We progress monitor, diagnose, differentiate, collaborate, write and rewrite lessons, figure out how to engage our students from moment to moment….and the list goes on.

We are living proof of what the teaching profession will be now and in the future: this is it! We can look back at the “good ol’ days”, but that is only causing us to bemoan the present and pine for the past…and that doesn’t get us anywhere!

Here’s the good news about the new normal:

  • We know more about our students and their performance
  • We know more about their instructional history
  • We know more about interventions that work
  • We know more about research
  • We know more about what happens in the classroom next door

All of these things equal KNOWINGNESS!  We know without a shadow of a doubt what works.  And that’s POWER. 

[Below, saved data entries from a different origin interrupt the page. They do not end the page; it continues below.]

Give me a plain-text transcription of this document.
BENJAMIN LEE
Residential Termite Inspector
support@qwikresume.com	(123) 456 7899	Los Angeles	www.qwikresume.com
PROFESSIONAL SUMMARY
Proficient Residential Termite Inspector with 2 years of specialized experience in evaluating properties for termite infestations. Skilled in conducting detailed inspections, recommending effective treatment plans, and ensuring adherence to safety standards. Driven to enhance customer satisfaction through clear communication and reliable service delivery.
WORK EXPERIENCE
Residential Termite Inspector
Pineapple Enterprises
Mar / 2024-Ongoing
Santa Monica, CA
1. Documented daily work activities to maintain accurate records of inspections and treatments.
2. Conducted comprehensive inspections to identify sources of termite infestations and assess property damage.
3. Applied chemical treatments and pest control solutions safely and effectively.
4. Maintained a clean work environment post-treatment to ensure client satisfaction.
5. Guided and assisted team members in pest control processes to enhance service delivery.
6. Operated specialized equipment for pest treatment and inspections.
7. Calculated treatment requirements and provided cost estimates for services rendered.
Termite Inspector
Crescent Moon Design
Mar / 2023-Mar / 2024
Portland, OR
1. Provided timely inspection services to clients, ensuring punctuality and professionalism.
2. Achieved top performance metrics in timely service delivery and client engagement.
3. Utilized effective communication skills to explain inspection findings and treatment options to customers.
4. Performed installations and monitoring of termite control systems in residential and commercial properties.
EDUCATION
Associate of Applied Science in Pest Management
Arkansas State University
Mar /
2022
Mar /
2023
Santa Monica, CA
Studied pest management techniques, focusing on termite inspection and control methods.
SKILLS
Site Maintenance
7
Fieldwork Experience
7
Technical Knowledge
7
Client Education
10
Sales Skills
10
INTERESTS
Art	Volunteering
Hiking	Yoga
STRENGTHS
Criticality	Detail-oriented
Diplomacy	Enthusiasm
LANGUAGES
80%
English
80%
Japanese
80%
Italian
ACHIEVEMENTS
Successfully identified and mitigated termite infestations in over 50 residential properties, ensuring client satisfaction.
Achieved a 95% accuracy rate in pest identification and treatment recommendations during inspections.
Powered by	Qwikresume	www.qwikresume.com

Can I get an amen??!?!?!?!!?

I am proud to be a part of an evolving profession – we can no longer just do “business as usual” when we have so much information to support past practices and new opportunities. A major professional responsibility is to evolve with the profession, not against it.

So, let’s keep the “good ol’ days” the “good ol’ days”. Let’s focus on what an exciting opportunity we have to be daily practitioners of the evolving teaching profession. It’s exciting!